Forgiveness. Not always easy to achieve. One of those precepts of Jesus in the Sermon on the Mount – not only to forgive enemies, but to love them – which cannot be achieved at the push of a button. I have sometimes told of what I overheard while waiting my turn outside a not very sound-proof confessional at Westminster Cathedral: Priest: “Be perfect, as your heavenly Father is perfect!” Penitent: “I’m trying, Father, but it’s just so jolly difficult!”
And yet we may feel there’s something really wrong about us if we can’t forgive, that we are actually nasty people.
The first point is that forgiveness is a gift from God, not just his forgiving us, but our being able to forgive each other. It is not as though it is something we have to achieve off our own bat before we can even look God in the eye.

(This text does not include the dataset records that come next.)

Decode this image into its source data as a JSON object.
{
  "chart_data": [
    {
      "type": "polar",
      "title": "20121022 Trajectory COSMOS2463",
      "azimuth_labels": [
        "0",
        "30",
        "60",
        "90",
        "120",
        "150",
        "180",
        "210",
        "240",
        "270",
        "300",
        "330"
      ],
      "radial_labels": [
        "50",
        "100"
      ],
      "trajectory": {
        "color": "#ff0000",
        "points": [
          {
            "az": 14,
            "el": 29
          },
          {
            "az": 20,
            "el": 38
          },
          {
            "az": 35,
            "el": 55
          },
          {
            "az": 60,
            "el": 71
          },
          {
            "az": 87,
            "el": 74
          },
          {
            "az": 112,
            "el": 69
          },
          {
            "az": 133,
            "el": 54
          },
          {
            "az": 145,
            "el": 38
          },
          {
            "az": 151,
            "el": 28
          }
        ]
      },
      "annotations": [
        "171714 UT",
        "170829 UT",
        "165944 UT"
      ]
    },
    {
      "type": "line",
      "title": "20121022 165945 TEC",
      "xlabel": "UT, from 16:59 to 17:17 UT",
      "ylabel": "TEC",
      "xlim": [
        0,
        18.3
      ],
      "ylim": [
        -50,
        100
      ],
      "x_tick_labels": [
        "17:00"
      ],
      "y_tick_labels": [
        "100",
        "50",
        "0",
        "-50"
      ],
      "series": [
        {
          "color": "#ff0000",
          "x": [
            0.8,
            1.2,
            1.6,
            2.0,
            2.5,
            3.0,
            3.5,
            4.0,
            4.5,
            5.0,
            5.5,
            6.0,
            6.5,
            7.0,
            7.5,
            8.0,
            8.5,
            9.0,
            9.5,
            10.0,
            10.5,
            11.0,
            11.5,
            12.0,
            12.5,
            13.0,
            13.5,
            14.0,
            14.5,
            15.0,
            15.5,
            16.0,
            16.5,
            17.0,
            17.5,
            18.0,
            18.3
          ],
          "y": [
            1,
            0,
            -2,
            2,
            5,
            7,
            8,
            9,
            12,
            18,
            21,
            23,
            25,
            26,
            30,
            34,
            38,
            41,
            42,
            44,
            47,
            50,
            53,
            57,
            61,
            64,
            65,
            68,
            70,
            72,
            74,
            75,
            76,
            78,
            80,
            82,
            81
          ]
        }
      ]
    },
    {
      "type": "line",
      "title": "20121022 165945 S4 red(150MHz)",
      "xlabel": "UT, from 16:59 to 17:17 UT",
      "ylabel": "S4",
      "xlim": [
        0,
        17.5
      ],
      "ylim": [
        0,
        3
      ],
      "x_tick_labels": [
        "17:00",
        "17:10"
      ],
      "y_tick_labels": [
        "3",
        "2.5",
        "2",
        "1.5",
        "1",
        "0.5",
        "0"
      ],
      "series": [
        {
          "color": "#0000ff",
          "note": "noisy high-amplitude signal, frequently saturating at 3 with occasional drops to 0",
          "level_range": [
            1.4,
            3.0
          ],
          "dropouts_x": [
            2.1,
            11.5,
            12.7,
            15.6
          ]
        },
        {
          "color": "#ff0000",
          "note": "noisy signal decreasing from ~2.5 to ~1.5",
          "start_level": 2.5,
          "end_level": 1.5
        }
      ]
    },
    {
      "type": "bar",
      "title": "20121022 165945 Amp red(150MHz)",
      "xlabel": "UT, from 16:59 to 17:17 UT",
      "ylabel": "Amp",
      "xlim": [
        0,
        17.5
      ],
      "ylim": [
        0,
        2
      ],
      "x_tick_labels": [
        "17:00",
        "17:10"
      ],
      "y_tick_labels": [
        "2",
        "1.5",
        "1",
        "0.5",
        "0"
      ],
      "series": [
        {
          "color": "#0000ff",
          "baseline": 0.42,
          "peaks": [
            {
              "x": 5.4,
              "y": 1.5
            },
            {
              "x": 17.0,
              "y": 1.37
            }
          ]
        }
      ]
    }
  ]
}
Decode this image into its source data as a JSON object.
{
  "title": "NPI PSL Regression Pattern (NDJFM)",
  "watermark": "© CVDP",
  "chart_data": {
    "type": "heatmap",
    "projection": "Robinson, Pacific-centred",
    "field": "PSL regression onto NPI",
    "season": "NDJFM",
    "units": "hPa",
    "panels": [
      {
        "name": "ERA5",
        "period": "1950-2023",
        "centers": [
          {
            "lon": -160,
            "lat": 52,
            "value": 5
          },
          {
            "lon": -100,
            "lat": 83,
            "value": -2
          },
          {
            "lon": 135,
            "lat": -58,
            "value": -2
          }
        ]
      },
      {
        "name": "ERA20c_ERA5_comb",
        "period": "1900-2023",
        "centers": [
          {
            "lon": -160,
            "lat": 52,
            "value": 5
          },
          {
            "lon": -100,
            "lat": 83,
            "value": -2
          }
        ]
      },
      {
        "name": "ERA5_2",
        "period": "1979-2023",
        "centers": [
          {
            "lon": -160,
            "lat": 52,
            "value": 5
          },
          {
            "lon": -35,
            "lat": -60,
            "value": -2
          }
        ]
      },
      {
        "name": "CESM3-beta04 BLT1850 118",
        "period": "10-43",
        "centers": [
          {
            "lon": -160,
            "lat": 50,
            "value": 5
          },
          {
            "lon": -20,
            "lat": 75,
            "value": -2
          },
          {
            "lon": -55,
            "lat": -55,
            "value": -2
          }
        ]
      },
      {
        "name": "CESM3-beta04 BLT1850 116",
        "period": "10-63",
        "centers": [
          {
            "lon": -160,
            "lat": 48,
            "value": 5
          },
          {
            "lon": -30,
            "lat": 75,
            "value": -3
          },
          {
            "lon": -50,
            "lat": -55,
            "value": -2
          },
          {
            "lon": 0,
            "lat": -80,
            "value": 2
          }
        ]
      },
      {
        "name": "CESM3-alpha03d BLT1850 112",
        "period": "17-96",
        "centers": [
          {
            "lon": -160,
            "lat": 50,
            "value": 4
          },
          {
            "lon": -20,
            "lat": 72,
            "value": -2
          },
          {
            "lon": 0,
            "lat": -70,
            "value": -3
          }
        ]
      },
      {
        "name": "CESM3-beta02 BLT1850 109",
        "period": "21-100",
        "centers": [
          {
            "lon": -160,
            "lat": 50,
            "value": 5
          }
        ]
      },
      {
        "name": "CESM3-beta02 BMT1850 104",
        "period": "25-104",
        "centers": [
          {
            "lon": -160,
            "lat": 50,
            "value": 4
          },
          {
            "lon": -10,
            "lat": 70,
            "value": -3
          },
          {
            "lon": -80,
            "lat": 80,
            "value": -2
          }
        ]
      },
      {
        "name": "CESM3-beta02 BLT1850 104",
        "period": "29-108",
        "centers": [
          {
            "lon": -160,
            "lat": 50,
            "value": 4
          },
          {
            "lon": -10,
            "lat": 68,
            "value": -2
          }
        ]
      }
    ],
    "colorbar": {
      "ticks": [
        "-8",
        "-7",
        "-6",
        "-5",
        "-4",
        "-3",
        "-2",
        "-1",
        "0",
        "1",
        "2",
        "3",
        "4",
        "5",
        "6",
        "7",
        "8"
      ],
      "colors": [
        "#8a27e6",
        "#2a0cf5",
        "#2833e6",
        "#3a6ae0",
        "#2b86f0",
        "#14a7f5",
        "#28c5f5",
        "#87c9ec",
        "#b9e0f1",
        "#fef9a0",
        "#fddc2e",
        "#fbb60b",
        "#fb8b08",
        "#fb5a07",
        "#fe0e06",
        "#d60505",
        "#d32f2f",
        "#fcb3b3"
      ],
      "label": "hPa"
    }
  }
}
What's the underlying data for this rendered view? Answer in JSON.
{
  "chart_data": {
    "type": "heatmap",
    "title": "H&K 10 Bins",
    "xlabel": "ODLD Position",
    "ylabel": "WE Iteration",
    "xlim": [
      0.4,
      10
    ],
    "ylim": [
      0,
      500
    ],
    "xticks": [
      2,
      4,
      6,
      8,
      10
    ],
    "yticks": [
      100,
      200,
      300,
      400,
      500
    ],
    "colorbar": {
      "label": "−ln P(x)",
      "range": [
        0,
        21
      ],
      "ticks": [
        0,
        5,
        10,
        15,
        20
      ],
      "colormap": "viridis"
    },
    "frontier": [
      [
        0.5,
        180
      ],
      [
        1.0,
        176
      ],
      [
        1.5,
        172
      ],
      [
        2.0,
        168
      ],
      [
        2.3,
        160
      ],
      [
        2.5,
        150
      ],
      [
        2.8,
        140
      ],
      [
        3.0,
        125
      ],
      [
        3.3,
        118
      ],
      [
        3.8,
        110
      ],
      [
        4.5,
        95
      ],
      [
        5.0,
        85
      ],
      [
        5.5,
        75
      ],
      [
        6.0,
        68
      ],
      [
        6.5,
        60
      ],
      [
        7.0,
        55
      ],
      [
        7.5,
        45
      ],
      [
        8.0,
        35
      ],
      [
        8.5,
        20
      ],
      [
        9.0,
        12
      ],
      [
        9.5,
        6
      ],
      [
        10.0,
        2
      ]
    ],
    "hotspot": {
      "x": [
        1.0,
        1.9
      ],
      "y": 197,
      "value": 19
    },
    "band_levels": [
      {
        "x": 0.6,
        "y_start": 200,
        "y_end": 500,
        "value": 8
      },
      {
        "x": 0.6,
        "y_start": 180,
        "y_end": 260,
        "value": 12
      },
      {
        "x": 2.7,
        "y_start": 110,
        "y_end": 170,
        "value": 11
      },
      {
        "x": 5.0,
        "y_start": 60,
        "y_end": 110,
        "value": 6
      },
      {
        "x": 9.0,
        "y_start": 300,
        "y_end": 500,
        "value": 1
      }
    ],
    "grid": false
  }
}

This is all shown by the dynamic of the Prodigal Son parable: God (the father) is waiting at his door, beaming forgiveness at his son even before the son has come to his senses. In other words, God offers it, but we have to be ready to receive it.
That is the working of grace (God’s gift). God’s grace is never wasted, but it needs to be accepted. He will not give us grace for what is impossible: he made Mary, and Mary alone, “full of grace” because his divine knowledge foresaw that Mary could fulfil what was to be asked of her.
The first thing we must receive is a desire to forgive. Again, this is a gift of God. We may resist it, rather like St. Augustine’s famous remark: “Lord, make me pure, but not yet”.
But there may still be a big gap between wanting to forgive and being able to. Jesus worked his miracles in various different ways (with or without words, by touch, being present or absent) and so it is with the desire becoming a reality. It may be achieved consciously: we may revisit all the circumstances of the occasion which offended us and be able to review them in a calm frame of mind. It may be sub-conscious: here we just become aware, without having gone through any obvious process, that we have forgiven.
This latter I always compare to buying new shoes: at first they can seem terribly painful and we may think we will have to discard them, but we persevere and then one fine day we suddenly realise they aren’t hurting any more.
Forgiving is very healing for us but it is not something we can feign, force, or pay lip-service to. That would just be to mask resentment with a veneer of tranquillity.
As for the saying “forgive and forget”, well, I say: ‘forget it!’ Particularly seeing Christianity is built on the principle of remembering: “Do this in memory of me”. Some will disagree, but it seems impossible to scrub one’s memories so that some of them disappear. Isn’t that what in another context we call ‘brain washing’?
So if we forget, we forget. But if we remember, the important thing is not to take all the old hurt back. Rather, use the memory to say to oneself: “It’s all been forgiven”.
So RIP Martin McGuinness. Or not, depending on ‘where you are at’.